- FedEx's third-quarter results showed revenues missing expectations despite growing package volume for FedEx Ground. Revenue for the last quarter was up 3% year-over-year but missed targets by nearly $700 million.
- A larger-than-expected share of light, low-rate e-commerce packages, along with the shorter distances packages are traveling as retailers optimize their fulfillment networks for the shortest ship time, brought the average rate charged for a parcel down 2% for the third quarter.
- "U.S. volume growth continued to benefit from the expansion of our e-commerce solutions but yields were pressured by this expansion, lower weight per shipment and service mix changes," said CFO Alan Graf.
"We had a bad quarter. No doubt about it. I'm disappointed in it. But I'm not letting one bad quarter decide how we're going to manage this business for the next five years," said COO Raj Subramaniam, as the company reduced its revenue forecast for the current fiscal year (for the second time) from $6 billion to $4.5 billion.
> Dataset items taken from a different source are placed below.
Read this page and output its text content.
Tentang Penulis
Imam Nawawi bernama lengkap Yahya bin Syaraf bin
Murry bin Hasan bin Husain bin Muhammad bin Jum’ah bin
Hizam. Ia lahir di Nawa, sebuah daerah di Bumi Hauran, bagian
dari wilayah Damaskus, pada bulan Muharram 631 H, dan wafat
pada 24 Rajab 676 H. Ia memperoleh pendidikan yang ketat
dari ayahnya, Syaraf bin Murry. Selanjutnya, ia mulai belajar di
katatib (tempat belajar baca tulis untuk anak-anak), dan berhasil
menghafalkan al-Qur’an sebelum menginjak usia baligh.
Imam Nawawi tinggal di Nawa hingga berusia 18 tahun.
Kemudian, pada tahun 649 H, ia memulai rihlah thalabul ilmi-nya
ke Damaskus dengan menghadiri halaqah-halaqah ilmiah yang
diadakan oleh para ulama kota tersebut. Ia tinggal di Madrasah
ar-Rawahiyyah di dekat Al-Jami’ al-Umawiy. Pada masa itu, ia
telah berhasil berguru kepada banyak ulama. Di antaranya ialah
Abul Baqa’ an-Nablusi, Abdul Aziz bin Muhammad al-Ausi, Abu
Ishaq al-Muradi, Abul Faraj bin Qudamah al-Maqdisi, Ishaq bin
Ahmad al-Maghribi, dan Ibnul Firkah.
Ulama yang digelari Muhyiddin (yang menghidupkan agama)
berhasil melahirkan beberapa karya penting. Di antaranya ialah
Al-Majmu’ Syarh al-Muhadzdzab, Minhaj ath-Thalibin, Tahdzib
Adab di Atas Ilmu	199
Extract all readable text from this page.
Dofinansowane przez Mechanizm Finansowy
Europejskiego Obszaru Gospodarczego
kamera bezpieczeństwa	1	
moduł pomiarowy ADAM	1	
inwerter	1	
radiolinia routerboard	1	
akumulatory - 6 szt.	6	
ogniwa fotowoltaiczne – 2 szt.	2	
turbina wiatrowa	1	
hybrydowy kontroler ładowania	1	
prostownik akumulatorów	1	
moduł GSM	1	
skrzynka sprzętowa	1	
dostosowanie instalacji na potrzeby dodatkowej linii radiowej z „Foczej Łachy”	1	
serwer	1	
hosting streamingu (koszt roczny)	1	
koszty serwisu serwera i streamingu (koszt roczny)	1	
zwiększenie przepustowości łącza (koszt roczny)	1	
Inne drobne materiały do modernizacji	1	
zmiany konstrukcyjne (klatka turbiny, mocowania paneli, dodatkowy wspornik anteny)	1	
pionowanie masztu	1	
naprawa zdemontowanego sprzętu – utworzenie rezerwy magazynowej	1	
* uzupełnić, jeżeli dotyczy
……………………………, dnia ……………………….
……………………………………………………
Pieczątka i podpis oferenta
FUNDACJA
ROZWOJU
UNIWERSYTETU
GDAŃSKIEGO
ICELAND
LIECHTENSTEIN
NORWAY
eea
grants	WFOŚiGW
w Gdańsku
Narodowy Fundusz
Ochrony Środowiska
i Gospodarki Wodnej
FedEx said the volume of small parcels traveling short distances is a new phenomenon for the carrier. The fairly obvious task ahead is to make the most of the volume FedEx has and build the business in more profitable areas. Graf said cost structure for short-haul deliveries may need adjustment too.
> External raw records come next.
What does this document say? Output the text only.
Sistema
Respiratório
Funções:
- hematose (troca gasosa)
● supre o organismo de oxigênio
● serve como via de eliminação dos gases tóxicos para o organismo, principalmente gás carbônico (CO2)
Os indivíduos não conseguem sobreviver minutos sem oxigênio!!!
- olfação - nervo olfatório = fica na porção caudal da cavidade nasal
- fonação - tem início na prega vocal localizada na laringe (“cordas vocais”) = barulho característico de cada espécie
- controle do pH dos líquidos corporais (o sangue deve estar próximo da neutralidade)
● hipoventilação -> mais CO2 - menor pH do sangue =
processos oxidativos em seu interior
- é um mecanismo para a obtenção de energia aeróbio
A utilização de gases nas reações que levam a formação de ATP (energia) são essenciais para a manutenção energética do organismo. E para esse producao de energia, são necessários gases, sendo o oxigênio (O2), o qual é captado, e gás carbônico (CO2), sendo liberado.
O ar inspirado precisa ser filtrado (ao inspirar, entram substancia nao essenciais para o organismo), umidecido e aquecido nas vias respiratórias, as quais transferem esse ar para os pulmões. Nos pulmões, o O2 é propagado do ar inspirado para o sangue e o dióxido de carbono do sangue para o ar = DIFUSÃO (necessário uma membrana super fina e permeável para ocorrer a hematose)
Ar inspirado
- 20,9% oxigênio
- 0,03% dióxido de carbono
FedEx Extra Hours service, which makes later pickups available, is one effort to win over more lucrative business. AutoZone, Best Buy and Rent the Runway have already signed on.
The carrier is also looking to grab more large packages, which come with an extra service fee.
Beyond new services, and the ongoing work of reducing headcount with automation and voluntary buyouts, the carrier is in the process of tweaking its facility network and upgrading technology to handle more volume while keeping costs in check.
"What's going on at Ground is nothing short of transformational," Subramaniam said. "Ground is going to be in a position to significantly drive down its costs of serving the residential market and significantly increase its capacity with not much incremental capital expenditure particularly in terms of hubs."
The explanations of volume mix, the global economy and trade uncertainty made analysts on the call wonder why FedEx continues an ambitious investment strategy when margins continue to decline.
"It's the nature of the business," said CEO Fred Smith. "We are in the midst of spending a significant amount of capital to replace our very old airplanes and to expand the Memphis [and] the Indianapolis hubs."